Cybersecurity threats are everywhere. Certain medical devices are susceptible to breaches in cybersecurity too. Many modern devices contain software integration allowing for updates in function and communication with healthcare providers. Improper modifications too medical device software may present a serious threat to the device’s safety and effectiveness. The Food and Drug Administration recently issued a draft guidance for Postmarket Management of Cybersecurity in Medical Devices. A device manufacturer must implement a management system that accounts for appropriate responses to cybersecurity threats. The system should include such things as: monitoring for identification and detection of cybersecurity vulnerabilities and risk; assessing and detecting the presence and impact of a vulnerability; establishing and communicating processes for vulnerability intake and handling; and defining essential clinical performance to protect, respond and recover from the cybersecurity risk.
Assessing the severity of a cyber threat may be critical to patients. Threat levels range from negligible (demonstrating inconvenience or temporary discomfort) to catastrophic (resulting in patient death).
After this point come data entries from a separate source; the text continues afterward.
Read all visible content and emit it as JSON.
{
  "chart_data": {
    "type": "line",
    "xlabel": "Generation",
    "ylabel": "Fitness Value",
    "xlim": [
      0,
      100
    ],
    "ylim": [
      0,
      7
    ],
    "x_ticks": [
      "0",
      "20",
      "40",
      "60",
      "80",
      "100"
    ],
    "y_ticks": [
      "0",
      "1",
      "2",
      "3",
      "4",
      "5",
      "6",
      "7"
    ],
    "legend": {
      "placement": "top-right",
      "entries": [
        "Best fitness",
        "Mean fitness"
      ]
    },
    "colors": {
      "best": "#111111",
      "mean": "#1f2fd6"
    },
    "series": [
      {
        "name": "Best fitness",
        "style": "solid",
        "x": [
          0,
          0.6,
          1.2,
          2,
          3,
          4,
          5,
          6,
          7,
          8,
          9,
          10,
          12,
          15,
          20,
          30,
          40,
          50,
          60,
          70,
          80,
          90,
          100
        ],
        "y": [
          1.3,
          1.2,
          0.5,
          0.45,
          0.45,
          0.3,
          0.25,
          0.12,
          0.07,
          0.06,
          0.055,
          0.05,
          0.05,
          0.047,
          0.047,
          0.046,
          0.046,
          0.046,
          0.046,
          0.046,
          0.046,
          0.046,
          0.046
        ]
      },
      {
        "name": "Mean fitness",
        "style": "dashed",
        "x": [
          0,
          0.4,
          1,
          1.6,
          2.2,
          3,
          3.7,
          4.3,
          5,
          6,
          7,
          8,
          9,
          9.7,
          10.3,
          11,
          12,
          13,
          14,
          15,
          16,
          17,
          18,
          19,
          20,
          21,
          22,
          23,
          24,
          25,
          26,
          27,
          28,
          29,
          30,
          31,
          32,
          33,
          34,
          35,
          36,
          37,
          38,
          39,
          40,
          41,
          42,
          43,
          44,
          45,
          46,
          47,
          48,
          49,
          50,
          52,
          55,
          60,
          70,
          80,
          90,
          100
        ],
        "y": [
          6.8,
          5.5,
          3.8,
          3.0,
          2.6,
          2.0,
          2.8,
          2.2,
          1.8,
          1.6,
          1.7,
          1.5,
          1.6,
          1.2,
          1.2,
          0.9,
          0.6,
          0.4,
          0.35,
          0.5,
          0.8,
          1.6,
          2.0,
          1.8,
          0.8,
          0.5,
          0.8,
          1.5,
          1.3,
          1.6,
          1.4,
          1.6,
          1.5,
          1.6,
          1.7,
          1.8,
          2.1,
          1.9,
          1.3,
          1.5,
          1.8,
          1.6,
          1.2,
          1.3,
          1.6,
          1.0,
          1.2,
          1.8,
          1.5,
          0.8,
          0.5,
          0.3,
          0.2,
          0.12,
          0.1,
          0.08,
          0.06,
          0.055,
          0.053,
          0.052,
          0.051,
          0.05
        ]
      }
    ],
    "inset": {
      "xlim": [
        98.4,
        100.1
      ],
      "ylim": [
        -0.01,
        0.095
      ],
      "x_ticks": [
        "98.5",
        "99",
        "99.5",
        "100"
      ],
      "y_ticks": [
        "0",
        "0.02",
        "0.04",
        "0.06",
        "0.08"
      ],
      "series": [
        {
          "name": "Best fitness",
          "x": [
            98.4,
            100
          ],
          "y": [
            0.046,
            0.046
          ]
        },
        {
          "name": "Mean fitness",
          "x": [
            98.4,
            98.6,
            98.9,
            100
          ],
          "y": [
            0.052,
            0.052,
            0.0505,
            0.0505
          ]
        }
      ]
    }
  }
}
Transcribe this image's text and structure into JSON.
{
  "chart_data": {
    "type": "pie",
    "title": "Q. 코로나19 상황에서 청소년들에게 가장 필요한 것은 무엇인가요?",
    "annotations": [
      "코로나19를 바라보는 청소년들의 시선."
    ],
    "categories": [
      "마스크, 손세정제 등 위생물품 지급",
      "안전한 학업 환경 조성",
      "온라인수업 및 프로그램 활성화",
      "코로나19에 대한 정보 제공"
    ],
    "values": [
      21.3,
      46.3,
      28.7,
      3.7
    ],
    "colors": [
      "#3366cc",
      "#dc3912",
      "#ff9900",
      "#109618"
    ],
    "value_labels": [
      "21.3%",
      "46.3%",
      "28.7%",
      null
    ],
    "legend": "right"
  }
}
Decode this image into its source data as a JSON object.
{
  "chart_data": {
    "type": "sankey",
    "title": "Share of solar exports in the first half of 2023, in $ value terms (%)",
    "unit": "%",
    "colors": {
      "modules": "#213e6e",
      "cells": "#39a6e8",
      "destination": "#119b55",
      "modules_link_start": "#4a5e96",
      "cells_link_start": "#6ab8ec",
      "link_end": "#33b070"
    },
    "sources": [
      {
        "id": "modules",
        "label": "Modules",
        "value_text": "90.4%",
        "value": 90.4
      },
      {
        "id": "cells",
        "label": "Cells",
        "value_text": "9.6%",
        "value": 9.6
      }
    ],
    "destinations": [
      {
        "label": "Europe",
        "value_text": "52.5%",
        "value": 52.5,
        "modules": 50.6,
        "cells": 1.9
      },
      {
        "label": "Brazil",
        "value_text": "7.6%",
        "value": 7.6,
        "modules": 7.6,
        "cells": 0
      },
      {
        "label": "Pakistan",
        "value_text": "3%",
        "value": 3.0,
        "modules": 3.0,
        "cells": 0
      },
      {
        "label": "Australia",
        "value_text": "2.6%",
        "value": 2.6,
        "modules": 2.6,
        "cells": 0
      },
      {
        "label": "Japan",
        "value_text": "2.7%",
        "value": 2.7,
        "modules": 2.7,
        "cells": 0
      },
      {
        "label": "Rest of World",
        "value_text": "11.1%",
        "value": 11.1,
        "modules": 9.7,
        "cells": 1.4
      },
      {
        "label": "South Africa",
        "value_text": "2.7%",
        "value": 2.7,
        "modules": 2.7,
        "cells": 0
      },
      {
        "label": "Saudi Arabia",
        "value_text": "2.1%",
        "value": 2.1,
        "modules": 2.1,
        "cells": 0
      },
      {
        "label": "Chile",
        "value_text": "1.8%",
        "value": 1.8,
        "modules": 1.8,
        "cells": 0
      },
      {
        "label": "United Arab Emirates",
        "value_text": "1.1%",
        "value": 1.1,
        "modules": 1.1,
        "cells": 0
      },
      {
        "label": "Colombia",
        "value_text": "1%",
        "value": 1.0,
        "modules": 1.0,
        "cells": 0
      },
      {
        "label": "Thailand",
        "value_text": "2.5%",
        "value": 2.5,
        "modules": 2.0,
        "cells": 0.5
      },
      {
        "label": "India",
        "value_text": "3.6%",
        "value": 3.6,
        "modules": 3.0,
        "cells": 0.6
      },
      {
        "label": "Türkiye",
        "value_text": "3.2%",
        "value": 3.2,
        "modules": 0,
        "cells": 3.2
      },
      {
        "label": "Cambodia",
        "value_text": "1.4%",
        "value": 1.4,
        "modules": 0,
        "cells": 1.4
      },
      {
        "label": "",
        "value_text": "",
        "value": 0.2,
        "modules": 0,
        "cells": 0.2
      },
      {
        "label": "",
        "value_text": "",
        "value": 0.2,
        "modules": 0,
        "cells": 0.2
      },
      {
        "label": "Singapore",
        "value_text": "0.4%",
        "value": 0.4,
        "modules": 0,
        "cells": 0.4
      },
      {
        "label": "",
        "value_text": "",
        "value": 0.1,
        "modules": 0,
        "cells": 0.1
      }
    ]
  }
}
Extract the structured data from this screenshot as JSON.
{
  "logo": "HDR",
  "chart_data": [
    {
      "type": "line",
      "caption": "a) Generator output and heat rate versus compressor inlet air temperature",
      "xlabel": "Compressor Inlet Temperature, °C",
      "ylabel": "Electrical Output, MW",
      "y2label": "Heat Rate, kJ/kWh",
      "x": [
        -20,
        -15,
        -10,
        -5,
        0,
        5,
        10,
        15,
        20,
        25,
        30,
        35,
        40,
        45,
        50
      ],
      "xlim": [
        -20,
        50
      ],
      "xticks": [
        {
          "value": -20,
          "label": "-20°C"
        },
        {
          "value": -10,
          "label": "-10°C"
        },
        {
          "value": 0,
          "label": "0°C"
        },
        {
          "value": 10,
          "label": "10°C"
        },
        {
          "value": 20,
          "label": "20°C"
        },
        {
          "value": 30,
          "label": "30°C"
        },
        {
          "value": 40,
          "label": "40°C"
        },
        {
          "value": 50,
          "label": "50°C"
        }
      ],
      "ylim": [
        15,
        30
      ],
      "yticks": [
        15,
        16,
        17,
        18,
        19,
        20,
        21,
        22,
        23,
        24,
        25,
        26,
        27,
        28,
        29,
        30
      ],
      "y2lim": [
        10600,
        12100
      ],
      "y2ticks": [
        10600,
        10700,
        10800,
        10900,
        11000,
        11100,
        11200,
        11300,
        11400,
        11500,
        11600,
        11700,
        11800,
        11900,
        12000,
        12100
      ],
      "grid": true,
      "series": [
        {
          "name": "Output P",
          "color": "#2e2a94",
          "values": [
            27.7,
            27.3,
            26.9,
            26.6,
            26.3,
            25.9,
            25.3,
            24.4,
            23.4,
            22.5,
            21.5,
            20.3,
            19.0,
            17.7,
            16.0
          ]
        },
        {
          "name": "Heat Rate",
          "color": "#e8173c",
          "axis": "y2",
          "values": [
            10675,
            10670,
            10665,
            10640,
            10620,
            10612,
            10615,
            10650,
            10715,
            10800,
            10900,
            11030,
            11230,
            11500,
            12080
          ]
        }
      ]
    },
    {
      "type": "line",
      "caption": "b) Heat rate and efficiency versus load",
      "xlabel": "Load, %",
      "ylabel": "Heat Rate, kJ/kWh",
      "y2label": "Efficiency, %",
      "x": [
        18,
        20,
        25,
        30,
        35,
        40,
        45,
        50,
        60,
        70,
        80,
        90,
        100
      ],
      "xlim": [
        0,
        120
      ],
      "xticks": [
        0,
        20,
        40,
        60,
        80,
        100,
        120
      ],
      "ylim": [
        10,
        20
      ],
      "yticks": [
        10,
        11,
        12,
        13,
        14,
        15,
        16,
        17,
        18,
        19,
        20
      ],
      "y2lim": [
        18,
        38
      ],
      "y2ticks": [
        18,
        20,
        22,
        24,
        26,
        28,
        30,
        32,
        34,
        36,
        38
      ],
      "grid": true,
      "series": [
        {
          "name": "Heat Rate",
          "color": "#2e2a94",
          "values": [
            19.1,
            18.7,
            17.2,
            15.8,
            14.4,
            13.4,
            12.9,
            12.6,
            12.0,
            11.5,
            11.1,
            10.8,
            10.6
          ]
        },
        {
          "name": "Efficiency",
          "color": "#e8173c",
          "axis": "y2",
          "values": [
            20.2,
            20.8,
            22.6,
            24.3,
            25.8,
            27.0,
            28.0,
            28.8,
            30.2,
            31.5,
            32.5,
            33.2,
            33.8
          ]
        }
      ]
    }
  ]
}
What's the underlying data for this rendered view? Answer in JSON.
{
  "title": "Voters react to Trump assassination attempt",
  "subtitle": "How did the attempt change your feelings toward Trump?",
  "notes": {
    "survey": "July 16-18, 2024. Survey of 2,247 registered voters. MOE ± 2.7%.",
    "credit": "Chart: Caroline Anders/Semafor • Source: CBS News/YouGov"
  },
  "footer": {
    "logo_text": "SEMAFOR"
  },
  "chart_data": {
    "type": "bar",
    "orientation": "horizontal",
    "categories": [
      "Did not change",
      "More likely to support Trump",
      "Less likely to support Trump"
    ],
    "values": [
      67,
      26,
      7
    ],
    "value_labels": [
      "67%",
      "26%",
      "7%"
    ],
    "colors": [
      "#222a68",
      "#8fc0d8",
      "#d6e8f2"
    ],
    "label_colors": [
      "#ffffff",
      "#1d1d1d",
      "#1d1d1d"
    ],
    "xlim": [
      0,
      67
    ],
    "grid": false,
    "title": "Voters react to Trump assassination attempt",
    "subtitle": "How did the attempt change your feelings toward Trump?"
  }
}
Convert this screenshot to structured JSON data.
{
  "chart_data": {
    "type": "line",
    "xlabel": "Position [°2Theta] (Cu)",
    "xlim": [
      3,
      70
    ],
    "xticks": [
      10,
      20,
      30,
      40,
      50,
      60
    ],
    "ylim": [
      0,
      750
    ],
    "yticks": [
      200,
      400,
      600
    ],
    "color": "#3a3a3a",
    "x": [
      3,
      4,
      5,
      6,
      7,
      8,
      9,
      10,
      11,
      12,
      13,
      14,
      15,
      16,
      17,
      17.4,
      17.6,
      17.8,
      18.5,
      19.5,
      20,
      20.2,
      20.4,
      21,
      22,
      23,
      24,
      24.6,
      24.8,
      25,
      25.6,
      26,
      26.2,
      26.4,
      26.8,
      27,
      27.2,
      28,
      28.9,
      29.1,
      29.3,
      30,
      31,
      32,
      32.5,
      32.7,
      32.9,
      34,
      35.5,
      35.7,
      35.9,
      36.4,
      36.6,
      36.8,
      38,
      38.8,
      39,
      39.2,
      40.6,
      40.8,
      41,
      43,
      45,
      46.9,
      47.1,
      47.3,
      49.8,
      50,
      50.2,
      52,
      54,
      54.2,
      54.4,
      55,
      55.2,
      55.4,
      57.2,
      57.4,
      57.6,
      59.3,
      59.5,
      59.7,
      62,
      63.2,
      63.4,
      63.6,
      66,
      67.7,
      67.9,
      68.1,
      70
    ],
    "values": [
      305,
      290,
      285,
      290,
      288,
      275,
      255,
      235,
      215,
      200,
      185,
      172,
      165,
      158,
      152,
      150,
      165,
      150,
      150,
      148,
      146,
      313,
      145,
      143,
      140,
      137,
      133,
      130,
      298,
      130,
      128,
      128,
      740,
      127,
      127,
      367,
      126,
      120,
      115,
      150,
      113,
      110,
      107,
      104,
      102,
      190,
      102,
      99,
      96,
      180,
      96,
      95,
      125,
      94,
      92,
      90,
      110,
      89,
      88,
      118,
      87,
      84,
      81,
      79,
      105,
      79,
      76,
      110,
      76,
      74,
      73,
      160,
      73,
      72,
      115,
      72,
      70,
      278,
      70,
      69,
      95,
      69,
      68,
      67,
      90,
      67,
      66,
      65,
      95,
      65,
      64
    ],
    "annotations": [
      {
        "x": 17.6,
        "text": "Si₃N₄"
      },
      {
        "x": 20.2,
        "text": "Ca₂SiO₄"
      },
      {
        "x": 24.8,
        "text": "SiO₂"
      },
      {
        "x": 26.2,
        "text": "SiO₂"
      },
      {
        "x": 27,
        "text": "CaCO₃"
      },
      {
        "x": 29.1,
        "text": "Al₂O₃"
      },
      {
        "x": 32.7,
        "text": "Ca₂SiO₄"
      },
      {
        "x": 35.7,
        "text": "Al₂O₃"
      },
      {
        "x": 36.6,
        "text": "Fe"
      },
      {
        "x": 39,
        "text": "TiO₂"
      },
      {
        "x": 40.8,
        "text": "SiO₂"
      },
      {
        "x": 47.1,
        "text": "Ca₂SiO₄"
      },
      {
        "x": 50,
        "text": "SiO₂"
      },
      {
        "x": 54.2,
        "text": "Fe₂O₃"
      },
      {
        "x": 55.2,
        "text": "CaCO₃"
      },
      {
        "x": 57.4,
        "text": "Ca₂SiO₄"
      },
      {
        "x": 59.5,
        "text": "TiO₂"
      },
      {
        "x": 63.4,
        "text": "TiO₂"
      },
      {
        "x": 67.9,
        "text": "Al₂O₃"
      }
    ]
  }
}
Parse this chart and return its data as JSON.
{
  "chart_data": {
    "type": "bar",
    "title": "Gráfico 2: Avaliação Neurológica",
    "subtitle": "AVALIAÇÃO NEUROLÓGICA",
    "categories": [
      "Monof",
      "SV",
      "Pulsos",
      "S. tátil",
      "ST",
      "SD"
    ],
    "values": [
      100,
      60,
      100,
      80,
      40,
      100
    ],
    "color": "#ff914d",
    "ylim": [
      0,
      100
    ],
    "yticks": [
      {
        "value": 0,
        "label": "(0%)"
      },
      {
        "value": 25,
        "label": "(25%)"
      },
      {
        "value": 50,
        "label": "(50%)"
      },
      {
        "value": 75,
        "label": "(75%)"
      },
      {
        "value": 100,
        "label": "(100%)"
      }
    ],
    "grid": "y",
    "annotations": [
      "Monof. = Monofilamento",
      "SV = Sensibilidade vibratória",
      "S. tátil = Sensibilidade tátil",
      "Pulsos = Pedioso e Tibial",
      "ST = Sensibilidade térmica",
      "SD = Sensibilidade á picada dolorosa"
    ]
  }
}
Medical device manufacturers, hospitals and healthcare providers must be mindful of the integrity of their network security. They must be vigilant in educating employees and business associates regarding malware, malfunctions and tracking of device malfunctions. In July 2015, FDA issued an alert that Hospira’s Symbiq Infusion System was vulnerable to cybersecurity attacks. In that instance, Hospira determined that the infusion system could be accessed remotely through a hospital network allowing for dosage and administration to be modified. Hospira discontinued the device for unrelated issues.
Today’s medical devices need cybersecurity too.